The truth is, S and I have been very fortunate to keep our jobs throughout this pandemic, and I feel lucky we can afford this at all.  If we were living paycheck to paycheck, I likely would not even do it and just take my chances.  Instead, I’ll dip into some money we set aside to get solar panels to pay for it.  Sorry environment.  This is a good example of why affordable healthcare is such an important issue.  It has massive knock-on effects in other areas.
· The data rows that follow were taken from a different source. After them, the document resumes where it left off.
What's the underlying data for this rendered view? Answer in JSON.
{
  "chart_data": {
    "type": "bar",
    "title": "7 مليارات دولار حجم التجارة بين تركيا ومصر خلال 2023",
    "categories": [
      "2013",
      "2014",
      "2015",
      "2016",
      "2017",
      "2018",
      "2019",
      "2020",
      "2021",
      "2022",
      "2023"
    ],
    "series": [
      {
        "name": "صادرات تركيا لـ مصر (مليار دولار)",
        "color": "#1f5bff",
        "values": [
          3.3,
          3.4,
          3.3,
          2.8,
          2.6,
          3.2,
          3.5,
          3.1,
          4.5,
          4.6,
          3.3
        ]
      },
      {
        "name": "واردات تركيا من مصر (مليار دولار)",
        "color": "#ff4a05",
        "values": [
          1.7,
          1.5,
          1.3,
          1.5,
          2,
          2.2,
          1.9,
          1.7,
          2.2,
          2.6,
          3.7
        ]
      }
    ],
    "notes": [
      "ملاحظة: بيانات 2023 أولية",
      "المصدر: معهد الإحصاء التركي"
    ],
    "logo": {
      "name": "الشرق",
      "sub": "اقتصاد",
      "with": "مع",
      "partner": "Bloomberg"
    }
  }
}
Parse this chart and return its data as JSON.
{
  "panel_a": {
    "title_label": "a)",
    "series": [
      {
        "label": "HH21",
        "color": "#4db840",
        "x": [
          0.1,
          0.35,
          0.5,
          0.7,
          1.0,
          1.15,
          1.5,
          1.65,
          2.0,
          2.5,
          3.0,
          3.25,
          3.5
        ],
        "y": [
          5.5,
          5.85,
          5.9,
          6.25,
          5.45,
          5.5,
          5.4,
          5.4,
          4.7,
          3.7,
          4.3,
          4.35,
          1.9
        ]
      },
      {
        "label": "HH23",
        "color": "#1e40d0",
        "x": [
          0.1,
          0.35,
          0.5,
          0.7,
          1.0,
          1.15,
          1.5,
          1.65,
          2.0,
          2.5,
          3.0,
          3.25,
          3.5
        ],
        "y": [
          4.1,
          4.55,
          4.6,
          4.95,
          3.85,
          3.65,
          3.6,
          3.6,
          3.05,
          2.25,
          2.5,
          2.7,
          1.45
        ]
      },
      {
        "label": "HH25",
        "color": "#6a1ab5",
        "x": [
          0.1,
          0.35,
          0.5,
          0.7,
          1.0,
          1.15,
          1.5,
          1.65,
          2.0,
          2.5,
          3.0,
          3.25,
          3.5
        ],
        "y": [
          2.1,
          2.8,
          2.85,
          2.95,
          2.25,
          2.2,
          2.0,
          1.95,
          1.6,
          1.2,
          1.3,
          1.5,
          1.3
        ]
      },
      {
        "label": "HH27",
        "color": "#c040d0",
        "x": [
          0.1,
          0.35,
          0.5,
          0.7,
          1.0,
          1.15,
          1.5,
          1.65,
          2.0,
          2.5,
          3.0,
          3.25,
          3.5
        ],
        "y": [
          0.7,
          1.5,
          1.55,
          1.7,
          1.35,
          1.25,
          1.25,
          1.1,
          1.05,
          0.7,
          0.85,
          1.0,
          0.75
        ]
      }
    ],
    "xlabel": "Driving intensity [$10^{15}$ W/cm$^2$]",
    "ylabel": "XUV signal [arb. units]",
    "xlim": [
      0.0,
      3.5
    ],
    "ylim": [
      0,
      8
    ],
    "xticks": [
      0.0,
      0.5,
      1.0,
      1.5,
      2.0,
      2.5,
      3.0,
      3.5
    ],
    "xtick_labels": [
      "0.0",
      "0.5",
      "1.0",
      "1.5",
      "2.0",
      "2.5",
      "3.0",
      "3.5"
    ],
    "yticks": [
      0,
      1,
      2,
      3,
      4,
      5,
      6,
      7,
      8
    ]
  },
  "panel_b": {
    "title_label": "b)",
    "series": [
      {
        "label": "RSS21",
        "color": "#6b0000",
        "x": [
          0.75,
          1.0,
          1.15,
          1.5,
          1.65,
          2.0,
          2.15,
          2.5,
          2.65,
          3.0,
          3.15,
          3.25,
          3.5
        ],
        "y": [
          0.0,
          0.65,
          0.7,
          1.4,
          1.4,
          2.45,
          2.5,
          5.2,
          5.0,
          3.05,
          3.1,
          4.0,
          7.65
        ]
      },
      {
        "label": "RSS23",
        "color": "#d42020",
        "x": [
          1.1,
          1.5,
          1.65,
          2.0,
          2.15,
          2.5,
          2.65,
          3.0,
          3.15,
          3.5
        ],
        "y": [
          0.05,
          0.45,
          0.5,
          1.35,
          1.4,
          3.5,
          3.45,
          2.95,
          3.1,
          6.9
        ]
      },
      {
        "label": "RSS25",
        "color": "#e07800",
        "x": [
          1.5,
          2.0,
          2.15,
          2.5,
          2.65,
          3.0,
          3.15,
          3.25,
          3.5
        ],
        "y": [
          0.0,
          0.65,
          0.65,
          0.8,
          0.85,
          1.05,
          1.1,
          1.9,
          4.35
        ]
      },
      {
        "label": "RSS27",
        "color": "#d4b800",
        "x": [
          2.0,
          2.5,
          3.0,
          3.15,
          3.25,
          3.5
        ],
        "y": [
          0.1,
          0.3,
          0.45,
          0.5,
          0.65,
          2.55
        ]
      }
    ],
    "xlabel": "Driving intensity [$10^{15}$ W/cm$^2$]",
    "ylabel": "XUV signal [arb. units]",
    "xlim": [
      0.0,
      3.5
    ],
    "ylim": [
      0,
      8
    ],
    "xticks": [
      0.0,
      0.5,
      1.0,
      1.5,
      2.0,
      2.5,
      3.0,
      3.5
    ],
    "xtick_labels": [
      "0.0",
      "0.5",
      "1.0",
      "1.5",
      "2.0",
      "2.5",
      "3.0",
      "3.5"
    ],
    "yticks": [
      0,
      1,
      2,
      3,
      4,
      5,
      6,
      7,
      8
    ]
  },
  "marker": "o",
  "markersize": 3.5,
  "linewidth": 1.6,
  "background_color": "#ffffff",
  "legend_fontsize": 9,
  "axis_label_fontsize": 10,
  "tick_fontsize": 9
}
So, that’s that.  There is a question of why – why is my bone eroding?  But I’ll probably never get a satisfactory answer to that.  I asked the periodontist, and she offered some reasons, but it was pretty clear she didn’t really know.  Like I said, I just have a weird mouth.  I have two dental implants because a baby tooth never came out, and the adult tooth, with no place to go, impacted sidewise, knocking out the roots of two neighboring teeth, effectively killing them.  Why didn’t my baby tooth come out?  Don’t know.  Why didn’t my adult tooth harmlessly protrude above my baby tooth, like it usually does when a baby tooth doesn’t come out?  Again, don’t know.  Shit happens, I guess.

I suppose it could be worse.  George Washington had hippopotamus teeth.  (Or is that a myth?  Nope, it’s true, and it sounds pretty awful.)  And outwardly, my teeth still look fine -- straight and clean.  I mean, they had better look fine, if you add up all the work I’ve had done on them over the years, I probably have a $50,000 smile.

By the way, one thing I noticed is that the dentist, the endodontist, and the periodontist are all women.  I’m all for equal representation, but I’d just as soon it be some other dude who has to visit all of them the same week.